Le fiévreux livre de naissances de Clara Dupuis-Morency
Mère d’invention, un premier récit, renvoie dos à dos écriture et maternité
«Le fil menace de décrocher, tout peut foutre le camp, d’une minute à l’autre, pour l’amour du ciel, soyez indulgent avec elle […] », écrit Clara Dupuis-Morency dans un pastiche très logorrhéique des commentaires plus ou moins bienveillants formulés par ses étudiants dans leur évaluation de fin de session, à l’université.
Le fil menace de décrocher, tout peut foutre le camp : reprenons à notre compte ces deux observations, qui collent parfaitement à Mère d’invention, premier livre de cette spécialiste de Proust qui, à l’instar du mangeur de madeleines, aime ses phrases longues, impérieuses, finasseuses et souvent vertigineuses. Mais ne soyons pas indulgents avec elle : c’est précisément parce que tout menace sans cesse de foutre le camp, parce que son auteure risque constamment d’être emportée par ses propres fiévreux paragraphes que ce récit foudroie avec la vigueur d’une vérité complexe enfin mise au jour. Clara Dupuis-Morency exige beaucoup de la littérature, exige beaucoup d’ellemême et exige beaucoup de son lecteur. Elle va «toujours au plus difficile », reconnaît-elle elle-même.
Le nécessaire virus
Test de grossesse positif dans un café de Berlin. Au fond du regard de l’amoureux, c’est d’emblée l’évidence: cet enfant ne naîtra pas. Et c’est d’emblée la capacité réelle de l’écriture de dire le monde qu’interroge Clara Dupuis-Morency avec l’intransigeance de celle qui ne se satisfera pas de formules toutes faites ni de réponses élimées.
Les mensonges d’un réalisme de pacotille que finit toujours par charrier le langage sont un à un démontés: «[M]oi je l’ai su quand j’ai vu, dans ses yeux, que ça n’allait pas être possible. Certains diraient dans l’instant d’une éternité, ou dans la dilatation du temps, dans sa suspension, mais il me faudrait pour dire cela, pouvoir retrouver cette suspension, cette extraction du temps, j’essaie de renfiler ce fragment de temps comme un vêtement trop petit, ça ne s’étire pas, je n’ai plus accès à l’éternité de la fraction de seconde à l’intérieur de laquelle ça a existé […] »
Récit à la fois hermétique (pour qui ne connaît pas le milieu universitaire) et universel dans sa volonté de nommer la vie du corps infléchissant celle de l’esprit, Mère d’invention raconte en deux parties distinctes la maternité modelant une écriture de soi moins impudique qu’opiniâtre dans son refus des faux-fuyants. D’un côté: les mois suivant la grossesse interrompue, durant lesquels la mère s’adresse à l’enfant qui aurait pu être. De l’autre: les mois précédant l’arrivée dans le monde de ses jumelles.
Mais ce livre de naissances, c’est aussi celui de plusieurs colères, de nombreuses digressions sur la douleur de l’accouchement (une risible source d’empowerment), sur les Columbo de la littérature employant le mot autofiction à tort et à travers, ainsi que sur ces «comptables du savoir» qui hantent les établissements d’enseignement supérieur. «Le mépris de tout ce qui est brillant, voilà ce que c’est, l’Université. »
Accouchements pluriels
En son coeur, Mère d’invention scrute donc la question éternelle de la création possible après la maternité. Ce dont accouche l’écrivaine derrière son ordinateur, tout comme le désir d’enfant, répond chez Clara Dupuis-Morency à une même mystérieuse vanité et à une même absolue nécessité.
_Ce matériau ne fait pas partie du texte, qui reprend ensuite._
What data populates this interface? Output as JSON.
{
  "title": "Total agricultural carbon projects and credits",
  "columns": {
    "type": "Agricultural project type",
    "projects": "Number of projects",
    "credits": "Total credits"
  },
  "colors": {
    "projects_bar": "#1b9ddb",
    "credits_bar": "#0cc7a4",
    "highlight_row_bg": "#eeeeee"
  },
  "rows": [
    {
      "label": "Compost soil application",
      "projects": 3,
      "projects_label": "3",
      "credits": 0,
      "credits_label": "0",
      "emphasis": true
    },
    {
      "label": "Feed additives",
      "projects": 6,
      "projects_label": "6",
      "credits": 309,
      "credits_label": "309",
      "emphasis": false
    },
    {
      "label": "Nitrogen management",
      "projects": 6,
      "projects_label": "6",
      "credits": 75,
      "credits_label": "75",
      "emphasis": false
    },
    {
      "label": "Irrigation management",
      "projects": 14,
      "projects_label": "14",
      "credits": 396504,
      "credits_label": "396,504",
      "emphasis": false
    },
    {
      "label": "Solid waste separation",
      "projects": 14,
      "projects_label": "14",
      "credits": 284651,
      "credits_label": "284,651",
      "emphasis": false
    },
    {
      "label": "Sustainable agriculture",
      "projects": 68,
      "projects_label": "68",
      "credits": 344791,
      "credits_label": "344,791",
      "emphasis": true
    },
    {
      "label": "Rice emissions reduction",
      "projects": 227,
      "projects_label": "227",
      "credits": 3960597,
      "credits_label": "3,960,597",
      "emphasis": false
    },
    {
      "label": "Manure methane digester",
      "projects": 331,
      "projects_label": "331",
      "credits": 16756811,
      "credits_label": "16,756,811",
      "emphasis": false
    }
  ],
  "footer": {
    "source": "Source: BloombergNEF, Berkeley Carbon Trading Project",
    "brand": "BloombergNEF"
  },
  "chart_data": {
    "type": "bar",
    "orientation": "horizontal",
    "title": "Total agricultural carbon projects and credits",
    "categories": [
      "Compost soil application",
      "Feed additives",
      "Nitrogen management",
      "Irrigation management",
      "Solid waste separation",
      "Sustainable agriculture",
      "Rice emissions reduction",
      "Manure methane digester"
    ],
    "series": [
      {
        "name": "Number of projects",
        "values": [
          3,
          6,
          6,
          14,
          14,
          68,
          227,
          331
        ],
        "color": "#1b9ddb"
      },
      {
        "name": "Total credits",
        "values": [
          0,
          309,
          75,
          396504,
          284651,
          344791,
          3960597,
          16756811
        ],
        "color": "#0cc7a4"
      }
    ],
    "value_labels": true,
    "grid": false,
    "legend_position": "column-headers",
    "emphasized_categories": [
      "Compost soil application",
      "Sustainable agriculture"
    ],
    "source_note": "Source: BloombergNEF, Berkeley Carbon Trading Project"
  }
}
Christine Angot devient ici l’exemple de la mère écrivaine à célébrer, non pas pour l’orgueil de superhéroïne qu’elle pourrait tirer de son double emploi, mais parce que son écriture «est dans la temporalité d’être une mère, d’être interrompue». «Je ne veux pas être une mère qui est toujours dans ses livres», annonce sa lectrice, «je veux être interrompue, je veux pouvoir être dérangée, je ne veux pas qu’un enfant sente qu’il vit dans un ordre inférieur de réalité, que sa vie est contingente».
L’hommage à la figure indocile de la directrice de thèse, une certaine Catherine derrière laquelle le lecteur perspicace reconnaîtra une importante romancière québécoise, surgit de facto comme un art poétique, comme une profession de foi envers le virus de l’insoumission que peuvent propager le travail de la pensée et l’écriture.
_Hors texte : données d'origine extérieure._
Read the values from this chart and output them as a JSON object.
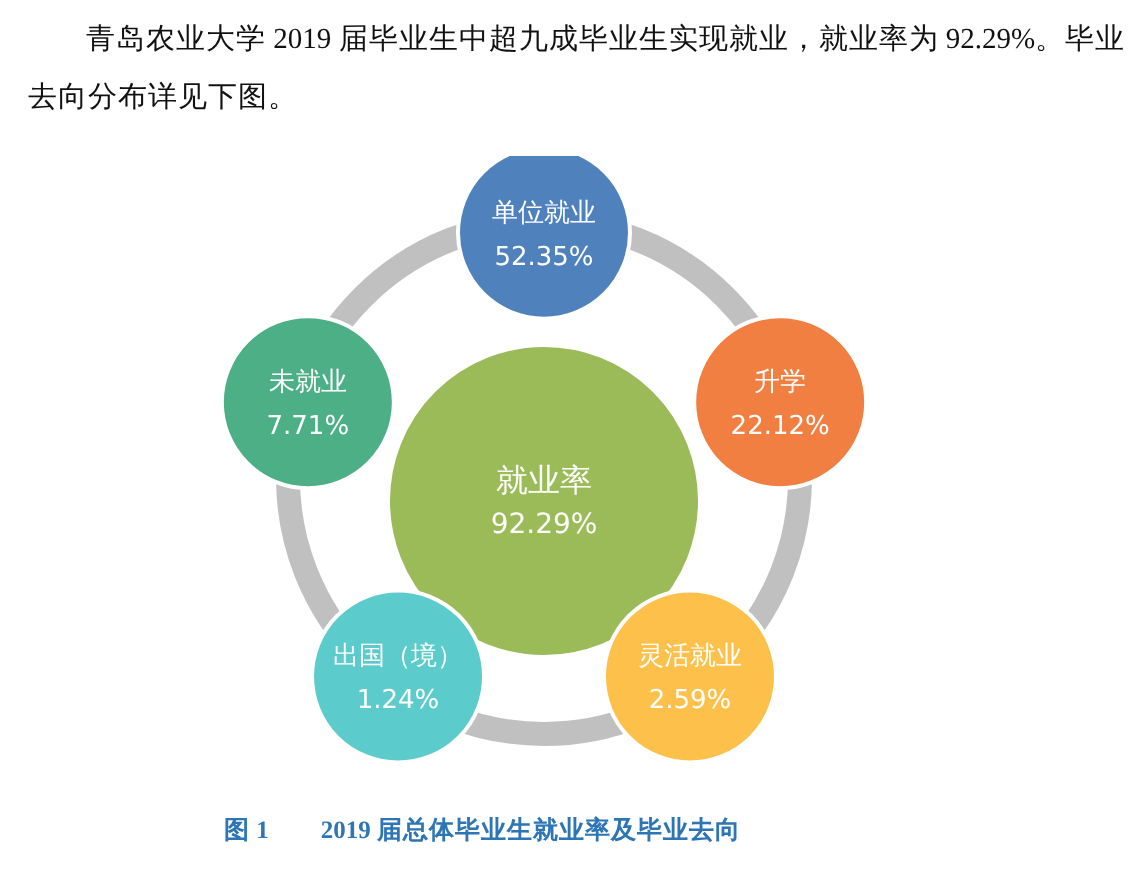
{
  "chart_data": {
    "type": "other",
    "title": "图 1　　2019 届总体毕业生就业率及毕业去向",
    "annotations": [
      "青岛农业大学 2019 届毕业生中超九成毕业生实现就业，就业率为 92.29%。毕业去向分布详见下图。"
    ],
    "categories": [
      "就业率",
      "单位就业",
      "升学",
      "灵活就业",
      "出国（境）",
      "未就业"
    ],
    "values": [
      92.29,
      52.35,
      22.12,
      2.59,
      1.24,
      7.71
    ],
    "value_labels": [
      "92.29%",
      "52.35%",
      "22.12%",
      "2.59%",
      "1.24%",
      "7.71%"
    ],
    "colors": [
      "#9bbb59",
      "#4f81bd",
      "#f07f41",
      "#fdc14b",
      "#5ccbcb",
      "#4caf85"
    ]
  }
}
«Le grand écrivain, c’est moi», conclut Catherine Dupuis-Morency — c’est la dernière phrase du livre — en empruntant la voix de l’enfant qui ne sera jamais né. Voilà une bien paradoxale manière de rappeler que l’on écrit toujours avec son corps et ce qu’il porte. Voilà une bien paradoxale manière de dire que la vie précède, et dépasse, la littérature.